The chart below is Nike’s (NYSE:NKE) monthly chart forecasting a bearish head and shoulders pattern. I use this timeframe to look at the bigger picture of any stock I consider trading (long-term or short-term). A novice trader may see a bullish pattern in the near-term, but they can get burned, especially, when there is a catalyst such as earnings on the horizon. The longer the timeframe, the more reliable the chart pattern. Coincidentally, or not, Nike missed earnings for the first time in 27 quarters and with tariffs looming we could see a continuation in this trend.
The left and right shoulder are typically a similar distance in time apart from the head. Given it took two years to form the left shoulder, we can expect it will take a while for this pattern to play out.
To get an idea on how one might trade this pattern, let’s take a look at Dave & Busters (NASDAQ:PLAY), an options trade that netted over 2000% for us earlier this month.

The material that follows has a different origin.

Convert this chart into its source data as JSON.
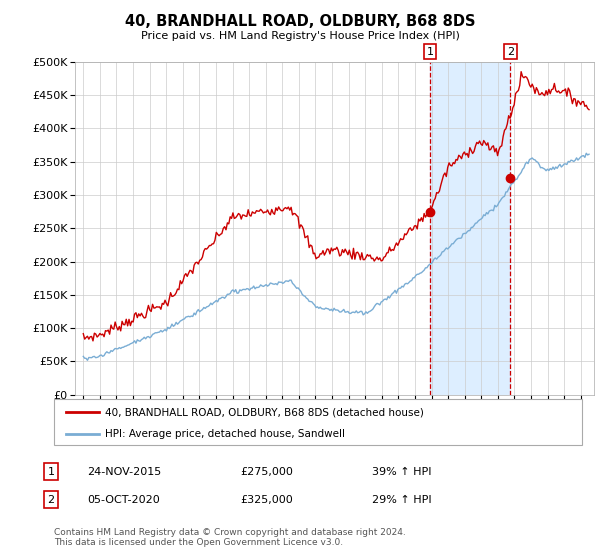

We took puts at .15/contract on 6/11 prior to earnings that afternoon. Subsequently, the stock went down over 20% and our puts skyrocketed to $3/contract. This is a great example of how a combination of a catalyst such as earnings, a perfect pattern setup, and a not so innovative company can net huge returns by purchasing put options (playing the stock to go down).
Nike is a great company, but I will be waiting patiently to make a play down the line if this pattern plays out.